07/03/2013 04:56 EST | Actualisé 07/05/2013 05:12 EDT

TORONTO - Le maire de Toronto, Rob Ford, a prévenu jeudi qu'il ne tolérerait pas que des militants antipauvreté tentent de perturber les activités de bureaux de la Ville.

Les membres de la Ontario Coalition Against Poverty campaient jeudi au Metro Hall, où des dizaines de militants ont étalé des couvertures et des sacs de couchage sur les planchers du centre administratif de la Ville.

Les protestataires disent vouloir attirer l'attention sur les problèmes des refuges municipaux pour itinérants, et sur le fait que les compressions budgétaires ont réduit le nombre de lits disponibles jusqu'à un point critique.

Le maire Ford soutient cependant que rien de cela n'est vrai, et qu'environ 100 lits, soit de 3 à 4 pour cent de ceux disponibles dans les refuges municipaux, sont vides à tous les soirs.

Le maire affirme que la Ville compte plus de 3800 lits dans 57 refuges, et accuse le groupe antipauvreté d'organiser un «coup de publicité» pour créer une fausse crise.

Aux yeux de M. Ford, le Metro Hall est un endroit public et les membres du groupe ont le droit de s'y réunir, mais il prévient qu'il n'y tolérera pas d'interruptions des activités municipales ou du travail des fonctionnaires.

Le maire réfute les affirmations du groupe voulant que la Ville ait coupé les fonds aux refuges. En fait, dit-il, ces fonds ont plutôt augmenté, et des lits ont été ajoutés.

Lors d'événements météorologiques extrêmes, la Ville ajoute 170 lits à son système de refuges, a-t-il précisé. Or, même durant les nuits les plus froides des dernières semaines, des lits étaient disponibles pour les gens dans le besoin, a-t-il maintenu.

«Les gens ne sont pas refusés aux portes des refuges municipaux. La politique municipale est de ne jamais refuser quelqu'un qui a besoin d'aide ou nécessite un abri.»
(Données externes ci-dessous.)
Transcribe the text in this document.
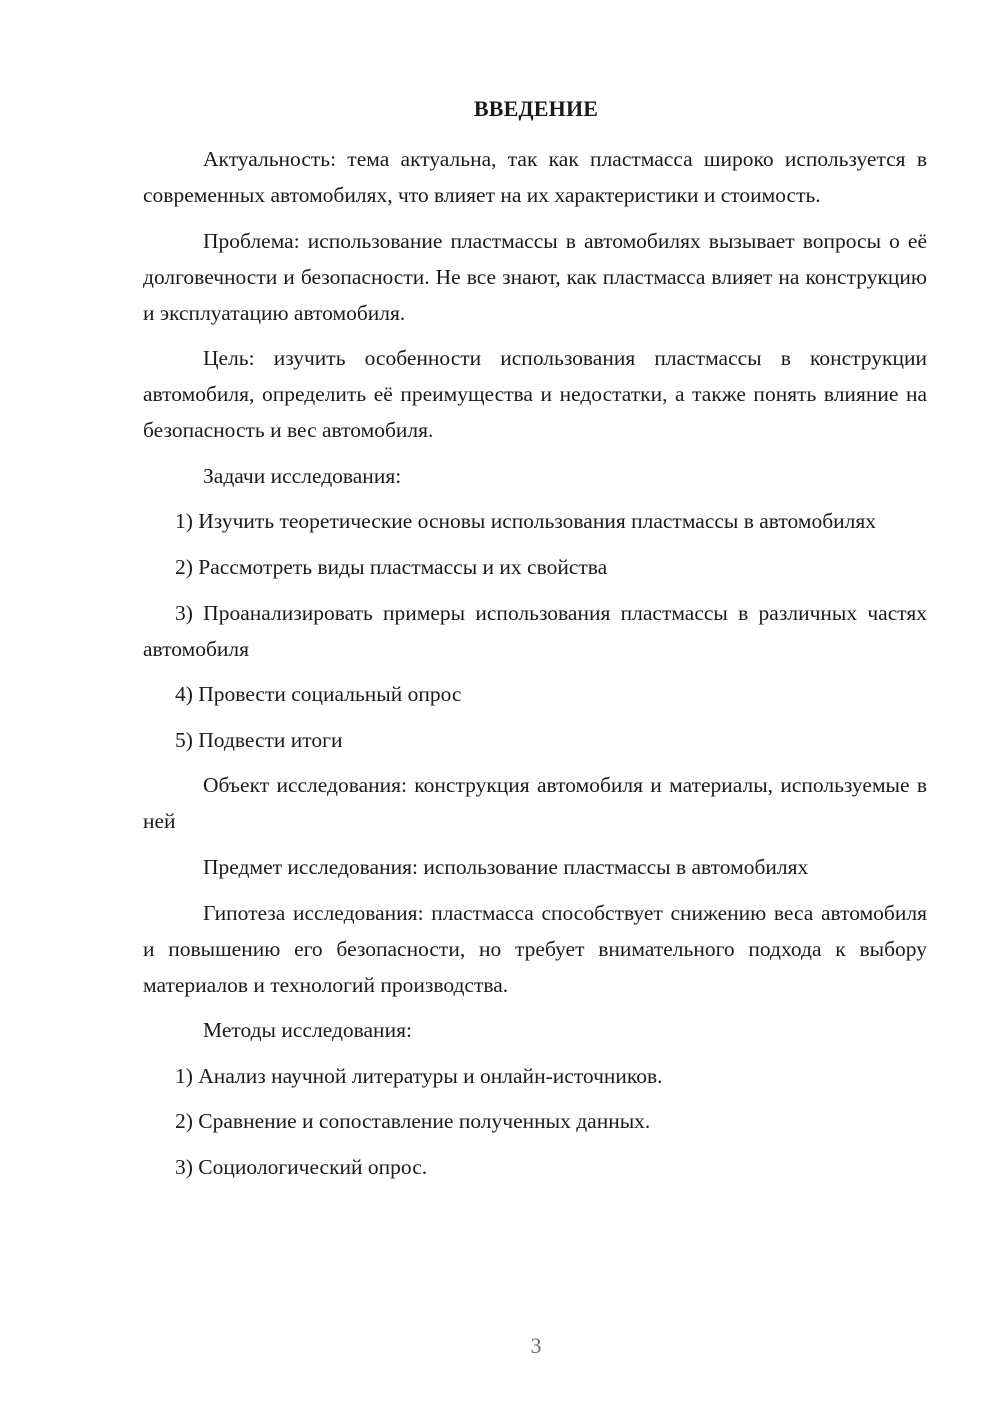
ВВЕДЕНИЕ

Актуальность: тема актуальна, так как пластмасса широко используется в современных автомобилях, что влияет на их характеристики и стоимость.

Проблема: использование пластмассы в автомобилях вызывает вопросы о её долговечности и безопасности. Не все знают, как пластмасса влияет на конструкцию и эксплуатацию автомобиля.

Цель: изучить особенности использования пластмассы в конструкции автомобиля, определить её преимущества и недостатки, а также понять влияние на безопасность и вес автомобиля.

Задачи исследования:

1) Изучить теоретические основы использования пластмассы в автомобилях

2) Рассмотреть виды пластмассы и их свойства

3) Проанализировать примеры использования пластмассы в различных частях автомобиля

4) Провести социальный опрос

5) Подвести итоги

Объект исследования: конструкция автомобиля и материалы, используемые в ней

Предмет исследования: использование пластмассы в автомобилях

Гипотеза исследования: пластмасса способствует снижению веса автомобиля и повышению его безопасности, но требует внимательного подхода к выбору материалов и технологий производства.

Методы исследования:

1) Анализ научной литературы и онлайн-источников.

2) Сравнение и сопоставление полученных данных.

3) Социологический опрос.

3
Le mois dernier, plus de 50 militants de la coalition antipauvreté ont manifesté à l'hôtel de ville pour demander au conseil municipal d'organiser une rencontre d'urgence sur la question de l'itinérance. La police a plus tard expulsé des manifestants qui n'avaient pas quitté le bâtiment à l'heure de la fermeture.